I want to do something like this:

>>> mystring = "foo"
>>> print(mid(mystring))

Help!

slices to the rescue :)

def left(s, amount):
    return s[:amount]

def right(s, amount):
    return s[-amount:]

def mid(s, offset, amount):
    return s[offset:offset+amount]

If I remember my QBasic, right, left and mid do something like this:

>>> s = '123456789'
>>> s[-2:]
'89'
>>> s[:2]
'12'
>>> s[4:6]
'56'

http://www.angelfire.com/scifi/nightcode/prglang/qbasic/function/strings/left_right.html

Thanks Andy W

I found that the mid() did not quite work as I expected and I modified as follows:

def mid(s, offset, amount):
    return s[offset-1:offset+amount-1]

I performed the following test:

print('[1]23', mid('123', 1, 1))
print('1[2]3', mid('123', 2, 1))
print('12[3]', mid('123', 3, 1))
print('[12]3', mid('123', 1, 2))
print('1[23]', mid('123', 2, 2))

Which resulted in:

[1]23 1
1[2]3 2
12[3] 3
[12]3 12
1[23] 23

Which was what I was expecting. The original mid() code produces this:

[1]23 2
1[2]3 3
12[3] 
[12]3 23
1[23] 3

But the left() and right() functions work fine. Thank you.
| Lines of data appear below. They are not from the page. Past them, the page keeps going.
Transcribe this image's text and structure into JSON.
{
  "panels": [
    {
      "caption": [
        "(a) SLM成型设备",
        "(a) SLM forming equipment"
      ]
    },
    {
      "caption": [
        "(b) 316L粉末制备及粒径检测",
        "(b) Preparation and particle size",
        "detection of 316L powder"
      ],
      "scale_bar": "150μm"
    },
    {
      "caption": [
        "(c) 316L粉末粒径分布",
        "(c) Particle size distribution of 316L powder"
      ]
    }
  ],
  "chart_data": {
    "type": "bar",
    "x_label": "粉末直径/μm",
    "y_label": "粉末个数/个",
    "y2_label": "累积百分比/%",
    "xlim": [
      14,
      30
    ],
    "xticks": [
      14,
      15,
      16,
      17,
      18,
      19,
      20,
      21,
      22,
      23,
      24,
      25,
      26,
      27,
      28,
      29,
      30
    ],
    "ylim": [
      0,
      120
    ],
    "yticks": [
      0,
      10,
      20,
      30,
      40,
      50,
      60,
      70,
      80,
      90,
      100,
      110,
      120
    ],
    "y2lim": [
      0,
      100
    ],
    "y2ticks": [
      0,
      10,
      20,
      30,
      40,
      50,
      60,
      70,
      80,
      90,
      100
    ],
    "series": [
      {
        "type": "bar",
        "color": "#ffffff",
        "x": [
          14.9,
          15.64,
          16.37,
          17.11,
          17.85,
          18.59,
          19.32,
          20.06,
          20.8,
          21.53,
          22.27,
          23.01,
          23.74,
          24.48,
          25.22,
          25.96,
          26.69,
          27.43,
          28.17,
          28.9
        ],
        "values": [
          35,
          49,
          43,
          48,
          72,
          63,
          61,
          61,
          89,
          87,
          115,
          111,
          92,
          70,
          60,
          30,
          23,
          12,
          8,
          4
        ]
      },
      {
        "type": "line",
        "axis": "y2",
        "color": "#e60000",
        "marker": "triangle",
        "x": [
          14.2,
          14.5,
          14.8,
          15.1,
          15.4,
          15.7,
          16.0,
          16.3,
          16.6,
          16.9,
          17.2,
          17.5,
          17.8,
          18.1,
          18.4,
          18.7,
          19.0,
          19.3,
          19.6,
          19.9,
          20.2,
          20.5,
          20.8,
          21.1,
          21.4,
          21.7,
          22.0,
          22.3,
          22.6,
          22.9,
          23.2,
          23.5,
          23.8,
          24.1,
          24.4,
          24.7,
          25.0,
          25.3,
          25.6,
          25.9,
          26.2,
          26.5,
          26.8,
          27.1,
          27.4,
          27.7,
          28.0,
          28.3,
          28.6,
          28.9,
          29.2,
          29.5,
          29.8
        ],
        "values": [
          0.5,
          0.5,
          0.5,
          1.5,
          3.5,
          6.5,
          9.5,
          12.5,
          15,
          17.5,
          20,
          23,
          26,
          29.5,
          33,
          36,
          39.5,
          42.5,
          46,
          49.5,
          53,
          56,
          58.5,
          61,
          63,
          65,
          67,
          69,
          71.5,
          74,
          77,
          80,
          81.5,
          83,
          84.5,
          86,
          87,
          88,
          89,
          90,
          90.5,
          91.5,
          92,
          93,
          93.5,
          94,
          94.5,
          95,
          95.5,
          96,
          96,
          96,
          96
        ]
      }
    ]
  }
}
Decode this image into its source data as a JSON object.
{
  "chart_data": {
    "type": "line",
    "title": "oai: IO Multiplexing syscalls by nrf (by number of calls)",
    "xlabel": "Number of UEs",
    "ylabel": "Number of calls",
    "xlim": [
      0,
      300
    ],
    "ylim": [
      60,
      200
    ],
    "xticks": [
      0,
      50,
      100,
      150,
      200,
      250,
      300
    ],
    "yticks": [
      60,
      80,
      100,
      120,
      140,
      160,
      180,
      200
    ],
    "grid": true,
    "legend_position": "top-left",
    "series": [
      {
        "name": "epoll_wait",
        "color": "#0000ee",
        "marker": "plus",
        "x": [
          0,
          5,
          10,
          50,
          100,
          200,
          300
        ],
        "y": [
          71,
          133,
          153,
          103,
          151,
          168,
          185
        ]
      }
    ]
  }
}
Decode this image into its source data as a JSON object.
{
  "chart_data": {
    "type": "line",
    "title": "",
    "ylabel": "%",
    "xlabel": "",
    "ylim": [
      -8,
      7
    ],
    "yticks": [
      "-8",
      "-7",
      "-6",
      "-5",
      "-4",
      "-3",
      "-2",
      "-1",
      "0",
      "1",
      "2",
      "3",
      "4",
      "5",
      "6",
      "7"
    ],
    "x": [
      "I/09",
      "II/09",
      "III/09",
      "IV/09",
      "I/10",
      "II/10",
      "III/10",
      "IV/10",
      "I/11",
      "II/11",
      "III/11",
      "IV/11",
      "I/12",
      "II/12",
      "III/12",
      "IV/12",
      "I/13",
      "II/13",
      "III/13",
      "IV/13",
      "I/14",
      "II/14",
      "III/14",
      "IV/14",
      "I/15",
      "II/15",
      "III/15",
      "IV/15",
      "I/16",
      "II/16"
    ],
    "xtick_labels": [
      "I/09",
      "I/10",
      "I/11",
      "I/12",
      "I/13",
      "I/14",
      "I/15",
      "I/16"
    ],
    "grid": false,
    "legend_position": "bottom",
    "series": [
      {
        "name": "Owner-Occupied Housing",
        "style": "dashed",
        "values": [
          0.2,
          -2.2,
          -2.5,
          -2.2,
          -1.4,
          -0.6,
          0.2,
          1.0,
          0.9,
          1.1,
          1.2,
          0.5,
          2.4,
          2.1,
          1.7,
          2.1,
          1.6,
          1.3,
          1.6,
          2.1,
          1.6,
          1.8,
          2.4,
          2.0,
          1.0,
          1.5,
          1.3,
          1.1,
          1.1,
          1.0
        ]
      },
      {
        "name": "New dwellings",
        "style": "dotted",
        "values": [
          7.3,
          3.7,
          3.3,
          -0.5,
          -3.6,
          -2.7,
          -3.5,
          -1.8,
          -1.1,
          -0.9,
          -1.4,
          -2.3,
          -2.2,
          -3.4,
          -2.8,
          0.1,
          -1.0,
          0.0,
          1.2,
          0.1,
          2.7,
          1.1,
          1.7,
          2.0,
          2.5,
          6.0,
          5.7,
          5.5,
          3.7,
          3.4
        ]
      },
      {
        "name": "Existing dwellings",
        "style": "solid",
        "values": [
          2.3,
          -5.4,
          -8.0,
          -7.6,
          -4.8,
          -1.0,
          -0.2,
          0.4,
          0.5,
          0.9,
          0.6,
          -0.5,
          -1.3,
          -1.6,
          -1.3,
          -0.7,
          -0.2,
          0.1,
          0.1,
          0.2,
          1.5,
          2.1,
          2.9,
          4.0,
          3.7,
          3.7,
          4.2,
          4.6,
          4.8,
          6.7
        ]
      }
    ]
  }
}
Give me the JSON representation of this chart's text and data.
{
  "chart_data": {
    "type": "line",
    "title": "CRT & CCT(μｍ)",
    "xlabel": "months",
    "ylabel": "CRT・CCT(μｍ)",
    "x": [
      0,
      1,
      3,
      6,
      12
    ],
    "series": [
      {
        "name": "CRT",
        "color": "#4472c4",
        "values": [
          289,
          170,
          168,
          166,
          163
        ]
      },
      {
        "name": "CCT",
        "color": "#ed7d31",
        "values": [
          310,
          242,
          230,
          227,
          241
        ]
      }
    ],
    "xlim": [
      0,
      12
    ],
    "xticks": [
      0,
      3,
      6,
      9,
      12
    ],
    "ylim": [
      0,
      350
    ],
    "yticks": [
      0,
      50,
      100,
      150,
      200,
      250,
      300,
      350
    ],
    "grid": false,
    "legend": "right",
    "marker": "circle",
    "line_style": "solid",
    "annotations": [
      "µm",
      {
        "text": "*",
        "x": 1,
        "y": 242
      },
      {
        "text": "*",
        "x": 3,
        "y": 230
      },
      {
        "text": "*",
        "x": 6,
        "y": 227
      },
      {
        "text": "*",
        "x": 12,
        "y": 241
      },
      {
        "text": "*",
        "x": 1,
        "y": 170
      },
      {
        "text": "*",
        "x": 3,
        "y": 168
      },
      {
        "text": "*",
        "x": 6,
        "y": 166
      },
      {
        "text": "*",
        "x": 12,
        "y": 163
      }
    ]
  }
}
You can use this method also it will act like that

thadari=[1,2,3,4,5,6]

#Front Two(Left)
print(thadari[:2])
[1,2]

#Last Two(Right)# edited
print(thadari[-2:])
[5,6]

#mid
mid = len(thadari) //2

lefthalf = thadari[:mid]
[1,2,3]
righthalf = thadari[mid:]
[4,5,6]

Hope it will help

This is Andy's solution. I just addressed User2357112's concern and gave it meaningful variable names. I'm a Python rookie and preferred these functions.

def left(aString, howMany):
    if howMany <1:
        return ''
    else:
        return aString[:howMany]

def right(aString, howMany):
    if howMany <1:
        return ''
    else:
        return aString[-howMany:]

def mid(aString, startChar, howMany):
    if howMany < 1:
        return ''
    else:
        return aString[startChar:startChar+howMany]

There are built-in functions in Python for "right" and "left", if you are looking for a boolean result.

str = "this_is_a_test"
left = str.startswith("this")
print(left)
> True

right = str.endswith("test")
print(right)
> True

These work great for reading left / right "n" characters from a string, but, at least with BBC BASIC, the LEFT$() and RIGHT$() functions allowed you to change the left / right "n" characters too...

E.g.:

10 a$="00000"
20 RIGHT$(a$,3)="ABC"
30 PRINT a$

Would produce:

00ABC

Edit : Since writing this, I've come up with my own solution...

def left(s, amount = 1, substring = ""):
    if (substring == ""):
        return s[:amount]
    else:
        if (len(substring) > amount):
            substring = substring[:amount]
        return substring + s[:-amount]

def right(s, amount = 1, substring = ""):
    if (substring == ""):
        return s[-amount:]
    else:
        if (len(substring) > amount):
            substring = substring[:amount]
        return s[:-amount] + substring

To return n characters you'd call

substring = left(string,<n>)

Where defaults to 1 if not supplied. The same is true for right()

To change the left or right n characters of a string you'd call

newstring = left(string,<n>,substring)

This would take the first n characters of substring and overwrite the first n characters of string, returning the result in newstring. The same works for right().

Based on the comments above, it would seem that the Right() function could be refactored to handle errors better. This seems to work:

def right(s, amount):
    if s == None:
        return None
    elif amount == None:
        return None # Or throw a missing argument error
    s = str(s)
    if amount > len(s):
        return s
    elif amount == 0:
        return ""
    else:
        return s[-amount:]

print(right("egg",2))
print(right(None, 2))
print(right("egg", None))
print(right("egg", 5))
print("a" + right("egg", 0) + "b")